Flocking with Origami

By Daisy & Lisanne

Flocking

Merriam-webster describes a flock as "a group of animals (such as birds or sheep) assembled or herded together". Animals gather together to for example, travel long distances, which is the behaviour of flocking.

Flocking is the behaviour that many birds, fish and insects use. This behaviour ended up also being used as an algorithm. It was invented by Craig Reynolds with his Boids program. To simulate a flock he used the following structure:

  • The flock had to avoid collision

  • The flock had to have the same speed

  • The flock had to stick close to each other

With these simple rules he was able to convincingly recreate a swarm of birds with a computer program.


Concept

We chose to recreate flocking by using origami.
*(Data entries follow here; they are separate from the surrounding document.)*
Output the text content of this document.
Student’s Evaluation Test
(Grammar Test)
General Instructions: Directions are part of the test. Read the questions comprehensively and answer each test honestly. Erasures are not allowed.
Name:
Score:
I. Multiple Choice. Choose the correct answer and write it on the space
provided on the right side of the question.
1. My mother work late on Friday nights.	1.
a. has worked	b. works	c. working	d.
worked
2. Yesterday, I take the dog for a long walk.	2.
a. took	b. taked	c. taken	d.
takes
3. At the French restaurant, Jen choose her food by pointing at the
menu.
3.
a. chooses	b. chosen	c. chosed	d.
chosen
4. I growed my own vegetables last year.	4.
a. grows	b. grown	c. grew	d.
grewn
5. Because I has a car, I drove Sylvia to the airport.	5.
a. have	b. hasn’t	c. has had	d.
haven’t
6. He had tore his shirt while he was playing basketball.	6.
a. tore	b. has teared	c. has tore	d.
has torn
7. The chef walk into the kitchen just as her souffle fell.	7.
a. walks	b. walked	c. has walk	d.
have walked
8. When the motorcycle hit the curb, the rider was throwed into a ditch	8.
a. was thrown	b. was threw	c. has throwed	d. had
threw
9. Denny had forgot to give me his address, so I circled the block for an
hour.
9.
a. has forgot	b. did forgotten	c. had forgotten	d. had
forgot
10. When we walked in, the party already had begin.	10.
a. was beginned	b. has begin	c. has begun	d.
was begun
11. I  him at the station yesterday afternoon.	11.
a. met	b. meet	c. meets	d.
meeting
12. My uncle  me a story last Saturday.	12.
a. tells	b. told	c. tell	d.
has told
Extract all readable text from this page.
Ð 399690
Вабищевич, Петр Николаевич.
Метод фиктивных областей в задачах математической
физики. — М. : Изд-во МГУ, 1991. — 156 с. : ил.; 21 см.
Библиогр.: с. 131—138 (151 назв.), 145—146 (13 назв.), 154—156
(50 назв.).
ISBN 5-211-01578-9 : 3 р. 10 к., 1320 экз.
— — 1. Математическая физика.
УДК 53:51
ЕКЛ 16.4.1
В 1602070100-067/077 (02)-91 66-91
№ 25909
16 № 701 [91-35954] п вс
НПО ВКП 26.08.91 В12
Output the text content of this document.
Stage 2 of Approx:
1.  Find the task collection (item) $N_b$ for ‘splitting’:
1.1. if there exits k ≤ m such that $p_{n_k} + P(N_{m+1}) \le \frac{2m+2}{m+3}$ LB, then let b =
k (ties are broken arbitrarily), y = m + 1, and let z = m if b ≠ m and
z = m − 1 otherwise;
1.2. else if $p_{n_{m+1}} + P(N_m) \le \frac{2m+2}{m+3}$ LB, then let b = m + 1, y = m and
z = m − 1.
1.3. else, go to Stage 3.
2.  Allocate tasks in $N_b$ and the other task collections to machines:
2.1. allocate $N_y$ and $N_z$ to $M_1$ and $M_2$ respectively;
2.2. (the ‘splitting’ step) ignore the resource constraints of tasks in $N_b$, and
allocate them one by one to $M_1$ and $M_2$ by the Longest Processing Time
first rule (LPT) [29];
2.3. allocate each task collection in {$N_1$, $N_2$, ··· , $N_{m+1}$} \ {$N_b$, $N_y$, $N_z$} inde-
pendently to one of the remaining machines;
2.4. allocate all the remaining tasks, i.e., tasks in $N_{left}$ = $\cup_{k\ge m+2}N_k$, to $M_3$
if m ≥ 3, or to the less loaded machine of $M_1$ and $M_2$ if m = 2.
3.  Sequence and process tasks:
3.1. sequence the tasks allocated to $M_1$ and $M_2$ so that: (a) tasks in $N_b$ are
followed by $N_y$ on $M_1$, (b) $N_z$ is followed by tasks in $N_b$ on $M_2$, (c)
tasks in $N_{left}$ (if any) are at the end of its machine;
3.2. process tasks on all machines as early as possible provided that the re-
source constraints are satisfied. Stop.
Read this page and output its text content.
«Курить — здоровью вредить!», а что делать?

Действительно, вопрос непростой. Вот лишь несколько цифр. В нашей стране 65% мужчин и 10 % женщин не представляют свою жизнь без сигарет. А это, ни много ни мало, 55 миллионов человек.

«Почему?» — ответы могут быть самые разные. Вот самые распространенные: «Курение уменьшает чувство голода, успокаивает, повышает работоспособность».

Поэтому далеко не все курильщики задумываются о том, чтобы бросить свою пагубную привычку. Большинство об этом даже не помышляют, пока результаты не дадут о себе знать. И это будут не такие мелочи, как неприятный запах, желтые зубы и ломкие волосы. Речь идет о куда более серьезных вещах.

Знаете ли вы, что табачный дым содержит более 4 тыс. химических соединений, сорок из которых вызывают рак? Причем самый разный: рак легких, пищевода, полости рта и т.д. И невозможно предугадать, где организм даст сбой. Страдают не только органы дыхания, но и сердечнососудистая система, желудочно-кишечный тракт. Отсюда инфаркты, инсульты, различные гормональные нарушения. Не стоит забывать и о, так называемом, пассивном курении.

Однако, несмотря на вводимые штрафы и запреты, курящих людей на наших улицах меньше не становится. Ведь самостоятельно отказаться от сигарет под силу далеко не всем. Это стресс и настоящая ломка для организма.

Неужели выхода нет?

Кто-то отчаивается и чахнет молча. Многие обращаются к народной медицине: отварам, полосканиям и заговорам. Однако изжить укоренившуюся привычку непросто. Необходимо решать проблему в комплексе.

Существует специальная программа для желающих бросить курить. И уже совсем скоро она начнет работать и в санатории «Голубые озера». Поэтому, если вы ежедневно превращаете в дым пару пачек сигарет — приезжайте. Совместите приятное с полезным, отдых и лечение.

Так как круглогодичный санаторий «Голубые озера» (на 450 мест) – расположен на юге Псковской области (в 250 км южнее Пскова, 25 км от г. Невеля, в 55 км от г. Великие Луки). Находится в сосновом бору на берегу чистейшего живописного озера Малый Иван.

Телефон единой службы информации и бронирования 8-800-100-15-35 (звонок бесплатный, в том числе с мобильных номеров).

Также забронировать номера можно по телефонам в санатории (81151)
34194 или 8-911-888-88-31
We wanted to show various aspects of birds and why we think flocking is interesting. That's why we picked to show protection and control. Birds fly together to protect each other from predators. The movements bird make are always controlled and they never seem to fly into one another.

So in the first video we can see that the birds are trying to protect each other: birds that stay together tend to survive together! In the second video we wanted to show that birds, although they make their own movements, are somehow controlled by the group.

Why origami?

The reason we chose to use origami is because it is a complete analogous method. With origami we can quickly demonstrate the aspects we wanted to portray.

In the first video we can see multiple birds on one string. In the second one we placed them separately to illustrate that the birds sway back and forth in synchronicity.